Senior Philip Jennings overcame significant depression and an addiction to drugs while in high school en route to a faith supported by personal inquiry.
Dealing with that separation has a lot to do with faith. For me, faith has been a small part of what I believe in the sense that I looked into what I believe about Christianity, and I've seen scientific evidence and from other people and scholars and experts (especially that first year I became a Christian), but Christianity says without faith it's impossible to praise God. It's as if you have a friendship, but if you never tell that person anything important, it doesn't really mean anything. You can spend a lot of time together, but without leaning on that relationship it doesn't mean anything, and the same is true of God. If God is a chair, and I never sit it in it, but I say I believe in the chair's ability to hold me, what does that matter?

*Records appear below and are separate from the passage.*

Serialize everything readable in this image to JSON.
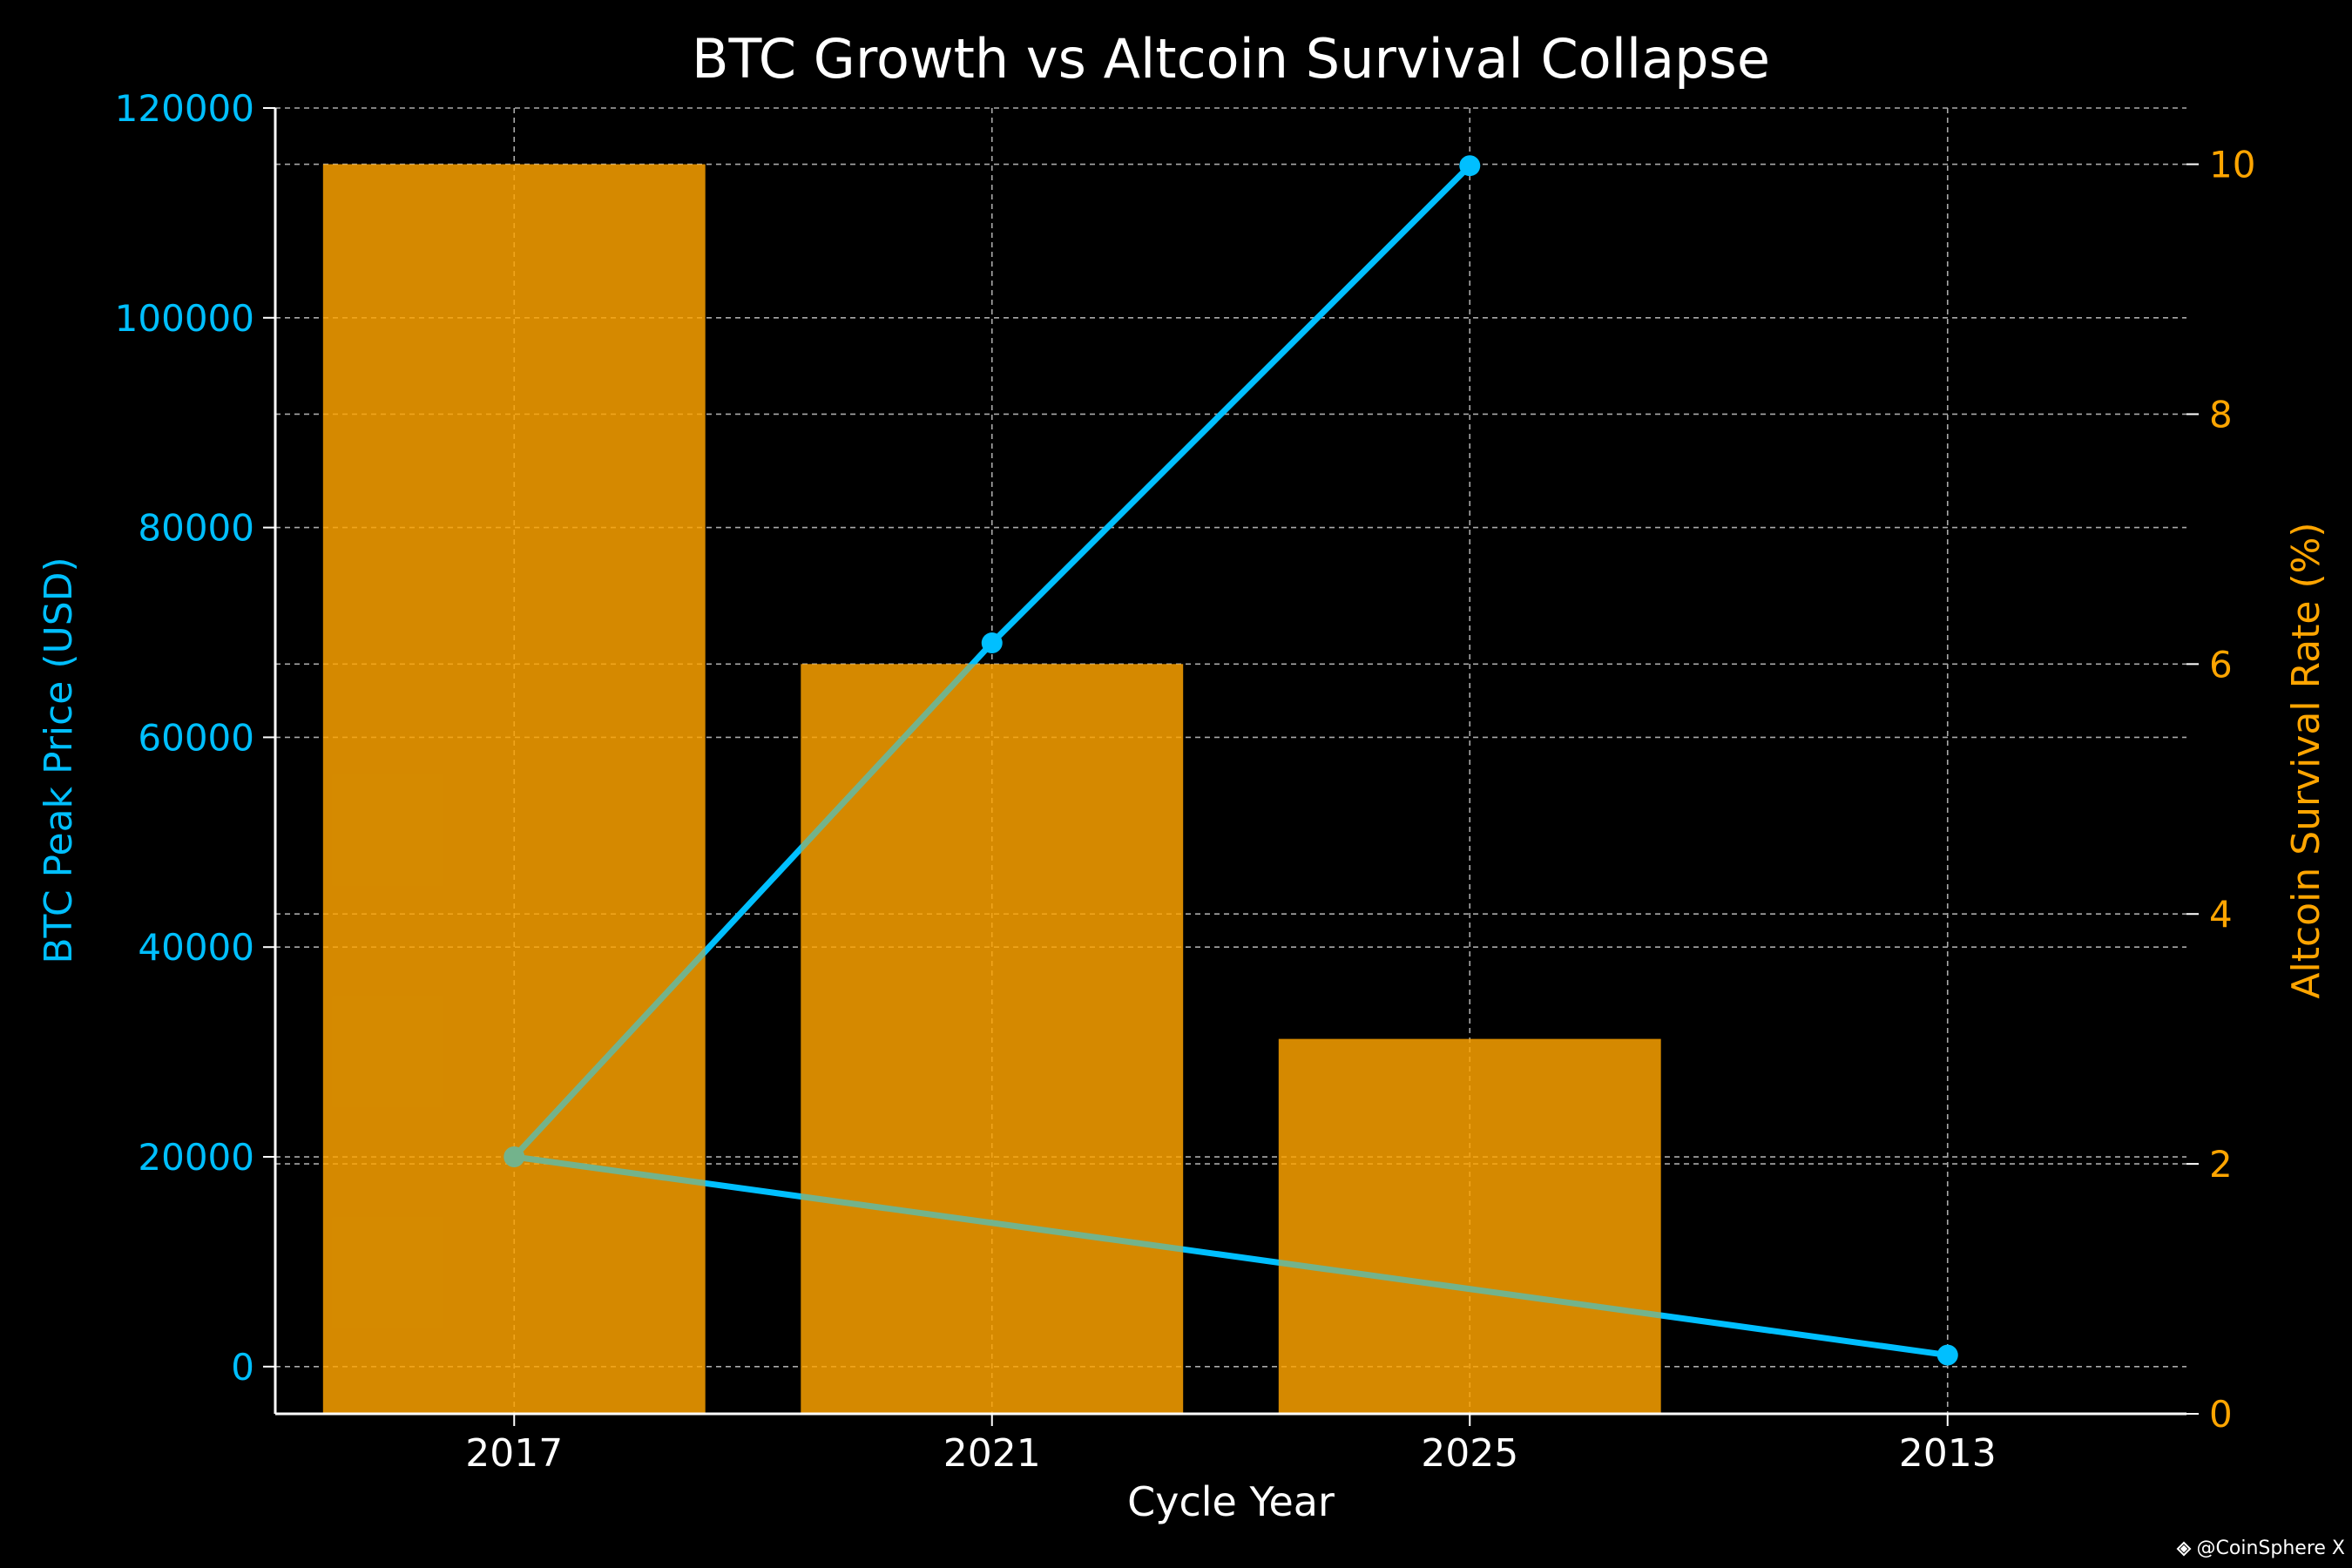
{
  "chart_data": {
    "type": "bar",
    "title": "BTC Growth vs Altcoin Survival Collapse",
    "xlabel": "Cycle Year",
    "categories": [
      "2017",
      "2021",
      "2025",
      "2013"
    ],
    "bar_series": {
      "axis": "right",
      "values": [
        10,
        6,
        3
      ],
      "color": "#FFA500",
      "opacity": 0.7
    },
    "line_series": {
      "axis": "left",
      "values": [
        20000,
        69000,
        114500,
        1100
      ],
      "draw_order": [
        3,
        0,
        1,
        2
      ],
      "color": "#00BFFF",
      "marker": "circle"
    },
    "left_axis": {
      "label": "BTC Peak Price (USD)",
      "ticks": [
        "0",
        "20000",
        "40000",
        "60000",
        "80000",
        "100000",
        "120000"
      ],
      "tick_values": [
        0,
        20000,
        40000,
        60000,
        80000,
        100000,
        120000
      ],
      "ylim": [
        -4500,
        120000
      ],
      "color": "#00BFFF"
    },
    "right_axis": {
      "label": "Altcoin Survival Rate (%)",
      "ticks": [
        "0",
        "2",
        "4",
        "6",
        "8",
        "10"
      ],
      "tick_values": [
        0,
        2,
        4,
        6,
        8,
        10
      ],
      "ylim": [
        0,
        10.45
      ],
      "color": "#FFA500"
    },
    "grid": true,
    "background": "#000000",
    "text_color": "#FFFFFF"
  },
  "watermark": {
    "text": "@CoinSphere X",
    "icon": "binance-diamond-icon"
  }
}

God has blown me away. I have looked up to different people as I was growing up. They originally were people who were so far beyond the person I could ever be. They were incredible guys. And now I see myself, not necessarily walk in their footsteps but approach them. I've been able to get involved with a couple of the freshmen that live in Hillcrest Hall, and it's a joy to see how God is working in their lives.
A lot of people who meet me are surprised to hear my background. People know God when they see God work. And you only see God work when something is done that only God could do. Only God could do the things that He did. Only God could bridge the gap.

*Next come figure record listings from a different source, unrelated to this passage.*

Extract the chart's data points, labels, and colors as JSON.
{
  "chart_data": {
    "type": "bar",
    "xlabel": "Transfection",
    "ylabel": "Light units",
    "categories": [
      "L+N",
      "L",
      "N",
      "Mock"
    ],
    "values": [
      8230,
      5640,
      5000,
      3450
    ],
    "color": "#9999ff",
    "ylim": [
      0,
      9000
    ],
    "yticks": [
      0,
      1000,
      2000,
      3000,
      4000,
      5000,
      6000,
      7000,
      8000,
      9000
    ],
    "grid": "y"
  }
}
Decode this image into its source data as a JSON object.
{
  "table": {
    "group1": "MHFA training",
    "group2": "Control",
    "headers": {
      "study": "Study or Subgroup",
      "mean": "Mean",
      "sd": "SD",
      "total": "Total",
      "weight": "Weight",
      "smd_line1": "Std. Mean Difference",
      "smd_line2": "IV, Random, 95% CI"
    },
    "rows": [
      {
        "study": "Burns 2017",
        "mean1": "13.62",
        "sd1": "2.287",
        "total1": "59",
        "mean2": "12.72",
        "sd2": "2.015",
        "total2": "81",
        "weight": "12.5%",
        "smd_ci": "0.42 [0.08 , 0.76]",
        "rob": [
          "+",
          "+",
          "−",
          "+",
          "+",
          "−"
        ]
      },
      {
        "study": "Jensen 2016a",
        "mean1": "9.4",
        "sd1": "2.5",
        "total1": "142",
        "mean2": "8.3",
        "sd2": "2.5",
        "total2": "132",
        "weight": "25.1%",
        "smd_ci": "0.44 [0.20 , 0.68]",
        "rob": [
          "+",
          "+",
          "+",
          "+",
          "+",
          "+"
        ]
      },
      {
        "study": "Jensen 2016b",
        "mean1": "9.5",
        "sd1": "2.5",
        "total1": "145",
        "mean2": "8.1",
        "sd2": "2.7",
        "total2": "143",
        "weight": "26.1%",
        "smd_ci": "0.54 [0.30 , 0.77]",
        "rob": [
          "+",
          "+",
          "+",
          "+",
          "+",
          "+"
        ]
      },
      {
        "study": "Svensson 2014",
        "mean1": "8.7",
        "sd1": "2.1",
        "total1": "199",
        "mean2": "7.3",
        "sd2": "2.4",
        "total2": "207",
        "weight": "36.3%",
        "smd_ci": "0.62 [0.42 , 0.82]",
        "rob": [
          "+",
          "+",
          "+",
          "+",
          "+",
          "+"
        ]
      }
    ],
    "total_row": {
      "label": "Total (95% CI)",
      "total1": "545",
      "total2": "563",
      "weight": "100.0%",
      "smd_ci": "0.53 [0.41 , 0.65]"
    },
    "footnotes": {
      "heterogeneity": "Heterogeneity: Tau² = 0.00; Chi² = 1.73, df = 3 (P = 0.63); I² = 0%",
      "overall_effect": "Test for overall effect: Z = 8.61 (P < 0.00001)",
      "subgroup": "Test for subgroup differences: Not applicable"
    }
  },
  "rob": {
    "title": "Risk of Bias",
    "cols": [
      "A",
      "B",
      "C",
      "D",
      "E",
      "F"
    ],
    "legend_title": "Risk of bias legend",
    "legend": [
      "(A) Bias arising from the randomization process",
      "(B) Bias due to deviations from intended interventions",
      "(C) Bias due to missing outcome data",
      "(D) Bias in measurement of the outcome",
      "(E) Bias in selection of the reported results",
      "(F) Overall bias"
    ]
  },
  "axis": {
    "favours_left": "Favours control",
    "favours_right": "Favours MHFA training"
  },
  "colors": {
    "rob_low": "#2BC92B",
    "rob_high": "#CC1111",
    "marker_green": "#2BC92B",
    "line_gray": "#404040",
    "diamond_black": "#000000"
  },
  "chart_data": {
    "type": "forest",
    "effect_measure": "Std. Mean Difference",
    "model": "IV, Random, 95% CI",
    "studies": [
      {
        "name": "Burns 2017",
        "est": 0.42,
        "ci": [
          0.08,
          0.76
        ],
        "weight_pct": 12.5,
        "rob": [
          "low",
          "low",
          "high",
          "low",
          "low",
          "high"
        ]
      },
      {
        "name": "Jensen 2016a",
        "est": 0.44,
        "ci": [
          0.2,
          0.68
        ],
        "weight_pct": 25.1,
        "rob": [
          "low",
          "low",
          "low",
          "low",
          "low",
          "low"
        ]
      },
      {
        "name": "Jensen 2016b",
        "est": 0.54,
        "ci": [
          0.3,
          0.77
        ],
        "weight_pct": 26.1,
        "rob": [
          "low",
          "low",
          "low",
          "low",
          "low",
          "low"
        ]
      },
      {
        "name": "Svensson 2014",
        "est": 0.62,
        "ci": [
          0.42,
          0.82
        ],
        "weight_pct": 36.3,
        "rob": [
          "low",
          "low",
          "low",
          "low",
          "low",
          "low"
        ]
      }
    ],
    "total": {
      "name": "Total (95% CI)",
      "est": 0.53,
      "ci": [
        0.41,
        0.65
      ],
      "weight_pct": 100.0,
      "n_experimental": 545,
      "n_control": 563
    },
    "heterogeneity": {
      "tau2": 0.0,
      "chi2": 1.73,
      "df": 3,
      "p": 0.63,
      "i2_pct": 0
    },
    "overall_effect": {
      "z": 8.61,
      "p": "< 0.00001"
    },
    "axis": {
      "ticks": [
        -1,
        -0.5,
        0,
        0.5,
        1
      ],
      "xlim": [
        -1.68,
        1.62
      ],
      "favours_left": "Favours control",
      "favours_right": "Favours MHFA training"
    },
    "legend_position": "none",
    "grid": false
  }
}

It's really frustrating when I go home because I have to pick up my dad from the bar. I can see the hurt as he comes home. I don't know what it is that drives him particularly, but it isn't for the good time anymore. It's consuming him. So being able to draw back on my own experience, I can love him more so in that state than I could before.
My joy comes from getting to know God and getting to share God with friends and not in a way that is about selling something, but in a way that has changed my life and revolutionized everything I've known.